Behind The Songs – Blog 7

How Do You Sleep – John Lennon

This song which appeared on John Lennon’s “Imagine” album (released 1971) marked the lowest  point in the disintegrating relationship between John Lennon and Paul McCartney which had begun to unravel in the final years of The Beatles. As early as the death of manager Brian Epstein (August 1967) tensions arose within the band as to who would take Epstein’s role. McCartney wanted future father-in-law Lee Eastman while the other three Beatles plumped for businessman Allan Klein. McCartney lost out and according to Lennon “sulked for two years” before ending the group by taking Harrison, Starr and Lennon to London’s High Court of Justice.
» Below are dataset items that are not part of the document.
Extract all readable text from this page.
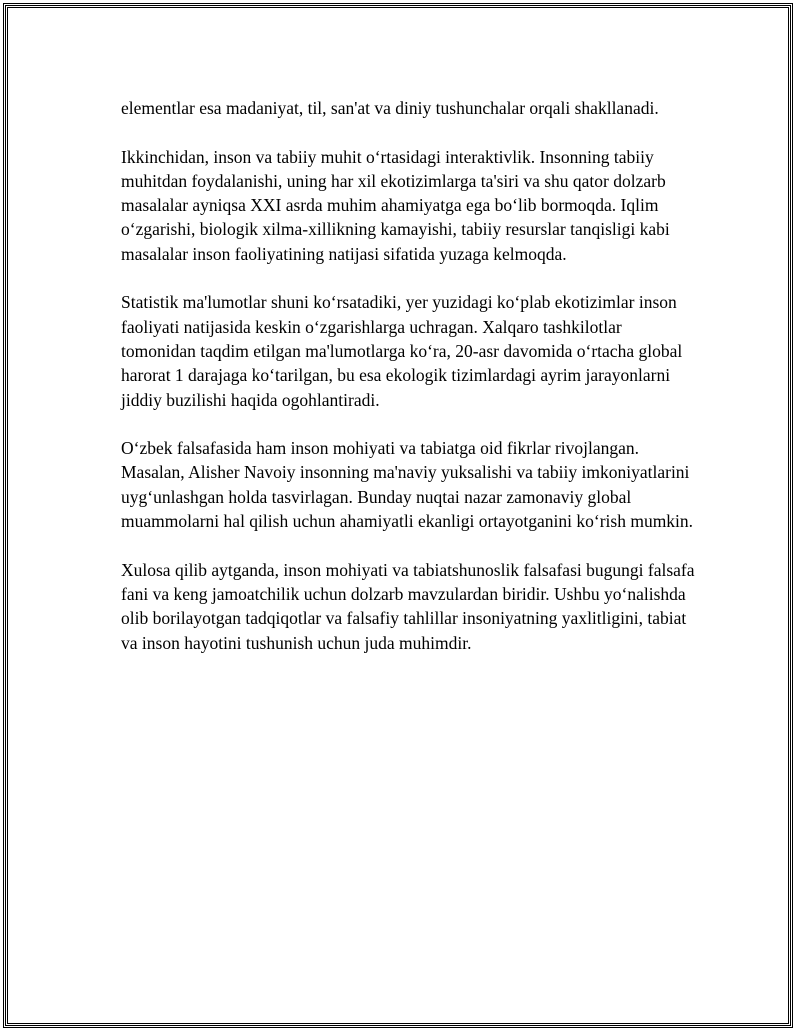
elementlar esa madaniyat, til, san'at va diniy tushunchalar orqali shakllanadi.

Ikkinchidan, inson va tabiiy muhit o‘rtasidagi interaktivlik. Insonning tabiiy muhitdan foydalanishi, uning har xil ekotizimlarga ta'siri va shu qator dolzarb masalalar ayniqsa XXI asrda muhim ahamiyatga ega bo‘lib bormoqda. Iqlim o‘zgarishi, biologik xilma-xillikning kamayishi, tabiiy resurslar tanqisligi kabi masalalar inson faoliyatining natijasi sifatida yuzaga kelmoqda.

Statistik ma'lumotlar shuni ko‘rsatadiki, yer yuzidagi ko‘plab ekotizimlar inson faoliyati natijasida keskin o‘zgarishlarga uchragan. Xalqaro tashkilotlar tomonidan taqdim etilgan ma'lumotlarga ko‘ra, 20-asr davomida o‘rtacha global harorat 1 darajaga ko‘tarilgan, bu esa ekologik tizimlardagi ayrim jarayonlarni jiddiy buzilishi haqida ogohlantiradi.

O‘zbek falsafasida ham inson mohiyati va tabiatga oid fikrlar rivojlangan. Masalan, Alisher Navoiy insonning ma'naviy yuksalishi va tabiiy imkoniyatlarini uyg‘unlashgan holda tasvirlagan. Bunday nuqtai nazar zamonaviy global muammolarni hal qilish uchun ahamiyatli ekanligi ortayotganini ko‘rish mumkin.

Xulosa qilib aytganda, inson mohiyati va tabiatshunoslik falsafasi bugungi falsafa fani va keng jamoatchilik uchun dolzarb mavzulardan biridir. Ushbu yo‘nalishda olib borilayotgan tadqiqotlar va falsafiy tahlillar insoniyatning yaxlitligini, tabiat va inson hayotini tushunish uchun juda muhimdir.
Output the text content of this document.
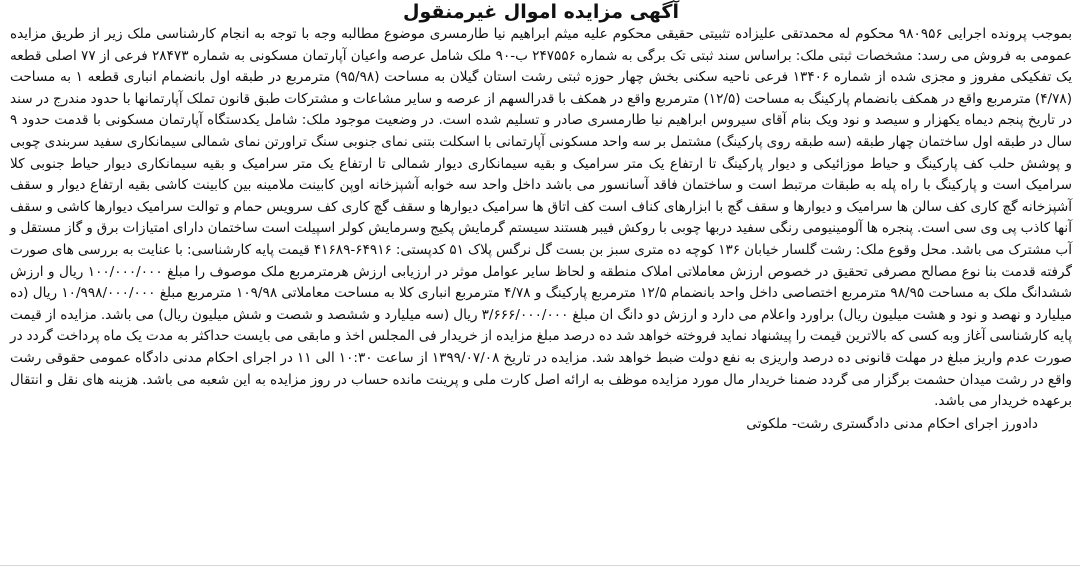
آگهی مزایده اموال غیرمنقول

بموجب پرونده اجرایی ۹۸۰۹۵۶ محکوم له محمدتقی علیزاده تثبیتی حقیقی محکوم علیه میثم ابراهیم نیا طارمسری موضوع مطالبه وجه با توجه به انجام کارشناسی ملک زیر از طریق مزایده عمومی به فروش می رسد: مشخصات ثبتی ملک: براساس سند ثبتی تک برگی به شماره ۲۴۷۵۵۶ ب-۹۰ ملک شامل عرصه واعیان آپارتمان مسکونی به شماره ۲۸۴۷۳ فرعی از ۷۷ اصلی قطعه یک تفکیکی مفروز و مجزی شده از شماره ۱۳۴۰۶ فرعی ناحیه سکنی بخش چهار حوزه ثبتی رشت استان گیلان به مساحت (۹۵/۹۸) مترمربع در طبقه اول بانضمام انباری قطعه ۱ به مساحت (۴/۷۸) مترمربع واقع در همکف بانضمام پارکینگ به مساحت (۱۲/۵) مترمربع واقع در همکف با قدرالسهم از عرصه و سایر مشاعات و مشترکات طبق قانون تملک آپارتمانها با حدود مندرج در سند در تاریخ پنجم دیماه یکهزار و سیصد و نود ویک بنام آقای سیروس ابراهیم نیا طارمسری صادر و تسلیم شده است. در وضعیت موجود ملک: شامل یکدستگاه آپارتمان مسکونی با قدمت حدود ۹ سال در طبقه اول ساختمان چهار طبقه (سه طبقه روی پارکینگ) مشتمل بر سه واحد مسکونی آپارتمانی با اسکلت بتنی نمای جنوبی سنگ تراورتن نمای شمالی سیمانکاری سفید سربندی چوبی و پوشش حلب کف پارکینگ و حیاط موزائیکی و دیوار پارکینگ تا ارتفاع یک متر سرامیک و بقیه سیمانکاری دیوار شمالی تا ارتفاع یک متر سرامیک و بقیه سیمانکاری دیوار حیاط جنوبی کلا سرامیک است و پارکینگ با راه پله به طبقات مرتبط است و ساختمان فاقد آسانسور می باشد داخل واحد سه خوابه آشپزخانه اوپن کابینت ملامینه بین کابینت کاشی بقیه ارتفاع دیوار و سقف آشپزخانه گچ کاری کف سالن ها سرامیک و دیوارها و سقف گچ با ابزارهای کناف است کف اتاق ها سرامیک دیوارها و سقف گچ کاری کف سرویس حمام و توالت سرامیک دیوارها کاشی و سقف آنها کاذب پی وی سی است. پنجره ها آلومینیومی رنگی سفید دربها چوبی با روکش فیبر هستند سیستم گرمایش پکیج وسرمایش کولر اسپیلت است ساختمان دارای امتیازات برق و گاز مستقل و آب مشترک می باشد. محل وقوع ملک: رشت گلسار خیابان ۱۳۶ کوچه ده متری سبز بن بست گل نرگس پلاک ۵۱ کدپستی: ۶۴۹۱۶-۴۱۶۸۹ قیمت پایه کارشناسی: با عنایت به بررسی های صورت گرفته قدمت بنا نوع مصالح مصرفی تحقیق در خصوص ارزش معاملاتی املاک منطقه و لحاظ سایر عوامل موثر در ارزیابی ارزش هرمترمربع ملک موصوف را مبلغ ۱۰۰/۰۰۰/۰۰۰ ریال و ارزش ششدانگ ملک به مساحت ۹۸/۹۵ مترمربع اختصاصی داخل واحد بانضمام ۱۲/۵ مترمربع پارکینگ و ۴/۷۸ مترمربع انباری کلا به مساحت معاملاتی ۱۰۹/۹۸ مترمربع مبلغ ۱۰/۹۹۸/۰۰۰/۰۰۰ ریال (ده میلیارد و نهصد و نود و هشت میلیون ریال) براورد واعلام می دارد و ارزش دو دانگ ان مبلغ ۳/۶۶۶/۰۰۰/۰۰۰ ریال (سه میلیارد و ششصد و شصت و شش میلیون ریال) می باشد. مزایده از قیمت پایه کارشناسی آغاز وبه کسی که بالاترین قیمت را پیشنهاد نماید فروخته خواهد شد ده درصد مبلغ مزایده از خریدار فی المجلس اخذ و مابقی می بایست حداکثر به مدت یک ماه پرداخت گردد در صورت عدم واریز مبلغ در مهلت قانونی ده درصد واریزی به نفع دولت ضبط خواهد شد. مزایده در تاریخ ۱۳۹۹/۰۷/۰۸ از ساعت ۱۰:۳۰ الی ۱۱ در اجرای احکام مدنی دادگاه عمومی حقوقی رشت واقع در رشت میدان حشمت برگزار می گردد ضمنا خریدار مال مورد مزایده موظف به ارائه اصل کارت ملی و پرینت مانده حساب در روز مزایده به این شعبه می باشد. هزینه های نقل و انتقال برعهده خریدار می باشد.

دادورز اجرای احکام مدنی دادگستری رشت- ملکوتی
According to Lennon the song was in response to a number to a number of slights he perceived against himself and wife Yoko Ono on McCartney’s album ‘Ram’. Lennon’s response was brutal. The lyrics on the song were a fairly blatant shot at how little Lennon regarded McCartney’s music (‘the only thing you done was yesterday’) and (‘the sound you make is muzak to my ears’) are two examples of this. George Harrison , still upset at McCartney himself, accepted Lennon’s offer to play slide guitar on the song. Ringo Starr turned up to the session as well but was reportedly upset at the viciousness of the song and told Lennon he’d gone too far. The rock press were generally disappointed with the attack on McCartney. Ben Gerson, writing for Rolling Stone magazine, commented that the song was “horrible and indefensible” and “lay waste to McCartney’s character, family and career”. However, Roy Hollingworth, writing in ‘Melody Maker’ stated the song was one of the best tracks on the album and applauded Lennon for his honesty. By the mid-seventies McCartney and Lennon had repaired their fractured relationship and Lennon admitted the song was probably ‘a bit harsh’. Many rock critics have surmised that McCartney finally responded to ‘How Do You Sleep’ with his track ‘Let Me Roll It’ off the ‘Band On The Run’ album although McCartney has never spoken about it.